I’m going to leave aside for the moment any references in the actual work demonstrating that there is proof for her assertions, and assume that it confirms my own biases toward these social networking sites.

Partly because the author seems to have a body of work in the area — and partly because I’m sure it will come out in some form or another.  And more importantly, when it does, reagrdless of how rigorous the study is, it will have an explosive effect in the news, given how prevalent both of these SNS are.

Which brings me to my real point.

Now, I’m not a VC and I don’t know exactly how companies are valued.  But isn’t the biggest question “how is this data going to affect how both of these companies are valued?”

More specifically — given how Rupert Murdoch might be looking to offload MySpace to Yahoo (certainly, more than Facebook is going to be sold), *could* this report damn all attempts to sell MySpace … to *any* potential suitor? 

Might Rupert Murdoch and Fox be looking at a kind of never-ending purgatory with their $500 million dollar buy? 

Well, that’s not entirely fair — I’m sure they have their own means to monetize the site, but its probably far and away from the 25% of Yahoo! … because I can promise you now that the data is out — and more to the point, that the confirmation of the *perception* of MySpace is out — Yahoo! won’t touch it with a 10 foot pole.

Not because it doesn’t make financial sense, specifically.  Maybe they have some grand plans to put *it* on “Yahoo rocket fuel” too (like Rivals) — maybe.

But the kind of reputation that Myspace now has — is that a fit for Yahoo?  Is that a fit for *any* brand that has the reserves to cash out Rupert Murdoch?
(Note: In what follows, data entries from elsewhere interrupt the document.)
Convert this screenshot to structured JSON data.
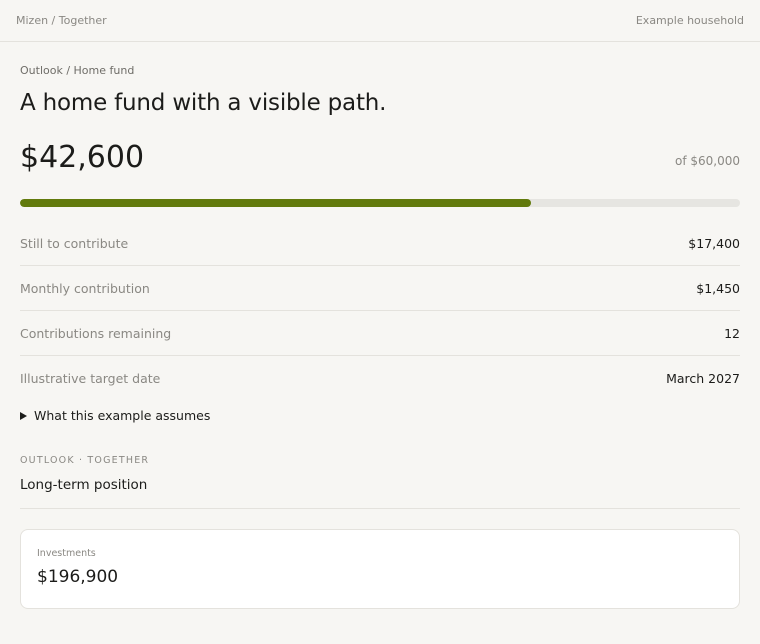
{
  "topbar": {
    "brand": "Mizen / Together",
    "household": "Example household"
  },
  "breadcrumb": "Outlook / Home fund",
  "title": "A home fund with a visible path.",
  "amount": "$42,600",
  "target": "of $60,000",
  "progress": {
    "fraction": 0.71
  },
  "stats": [
    {
      "label": "Still to contribute",
      "value": "$17,400"
    },
    {
      "label": "Monthly contribution",
      "value": "$1,450"
    },
    {
      "label": "Contributions remaining",
      "value": "12"
    },
    {
      "label": "Illustrative target date",
      "value": "March 2027"
    }
  ],
  "assumes_label": "What this example assumes",
  "outlook": {
    "eyebrow": "OUTLOOK · TOGETHER",
    "title": "Long-term position"
  },
  "investments": {
    "label": "Investments",
    "value": "$196,900"
  },
  "colors": {
    "accent": "#627a0c",
    "track": "#e6e5e1"
  }
}
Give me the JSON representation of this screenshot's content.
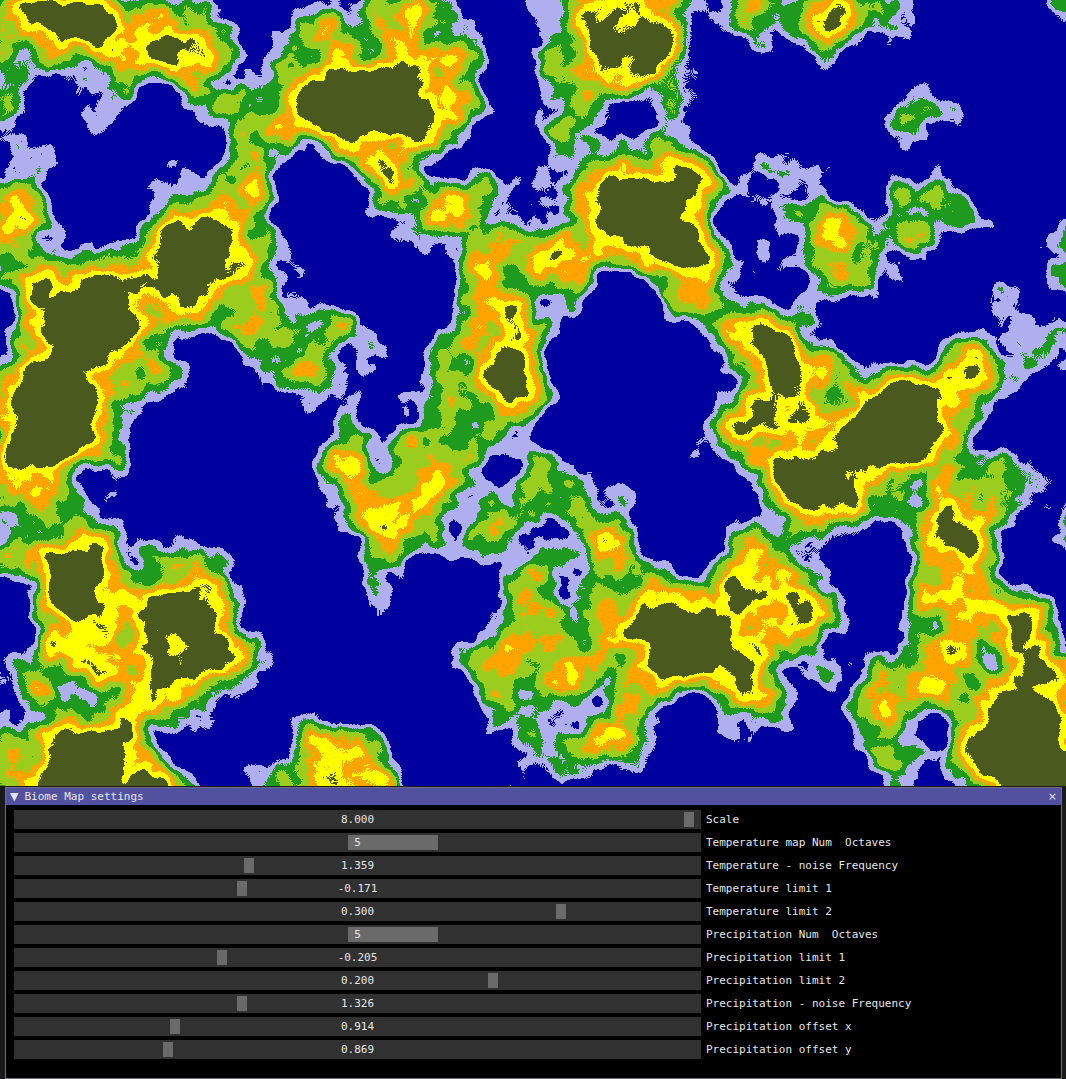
{
  "window": {
    "title": "Biome Map settings",
    "collapse_icon": "▼",
    "close_icon": "×"
  },
  "map": {
    "biomes": [
      {
        "color": "#0000a0"
      },
      {
        "color": "#b0b0f0"
      },
      {
        "color": "#1e9a1e"
      },
      {
        "color": "#9acd1e"
      },
      {
        "color": "#ffa500"
      },
      {
        "color": "#ffff00"
      },
      {
        "color": "#4b5a20"
      }
    ]
  },
  "settings": [
    {
      "label": "Scale",
      "value": "8.000",
      "kind": "float",
      "level": 0.99
    },
    {
      "label": "Temperature map Num  Octaves",
      "value": "5",
      "kind": "int",
      "level": 0.56
    },
    {
      "label": "Temperature - noise Frequency",
      "value": "1.359",
      "kind": "float",
      "level": 0.34
    },
    {
      "label": "Temperature limit 1",
      "value": "-0.171",
      "kind": "float",
      "level": 0.33
    },
    {
      "label": "Temperature limit 2",
      "value": "0.300",
      "kind": "float",
      "level": 0.8
    },
    {
      "label": "Precipitation Num  Octaves",
      "value": "5",
      "kind": "int",
      "level": 0.56
    },
    {
      "label": "Precipitation limit 1",
      "value": "-0.205",
      "kind": "float",
      "level": 0.3
    },
    {
      "label": "Precipitation limit 2",
      "value": "0.200",
      "kind": "float",
      "level": 0.7
    },
    {
      "label": "Precipitation - noise Frequency",
      "value": "1.326",
      "kind": "float",
      "level": 0.33
    },
    {
      "label": "Precipitation offset x",
      "value": "0.914",
      "kind": "float",
      "level": 0.23
    },
    {
      "label": "Precipitation offset y",
      "value": "0.869",
      "kind": "float",
      "level": 0.22
    }
  ]
}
Does Microsoft want to be associated with ” immigrant teens, “burnouts,” “alternative kids,” “art fags,” punks, emos, goths, gangstas, and queer kids”? 

How about Disney?  Or Apple?

Any brands that do have a good fit (music companies, retail brands) — ones that might be edgier, that have an ‘alternative’ bent … do any of them have the reserves to purchase MySpace at a price that Rupert Murdoch is going to be happy with?

Of course not.

[Now, they might if they partner up with some VC cash, but that's an entirely different proposition].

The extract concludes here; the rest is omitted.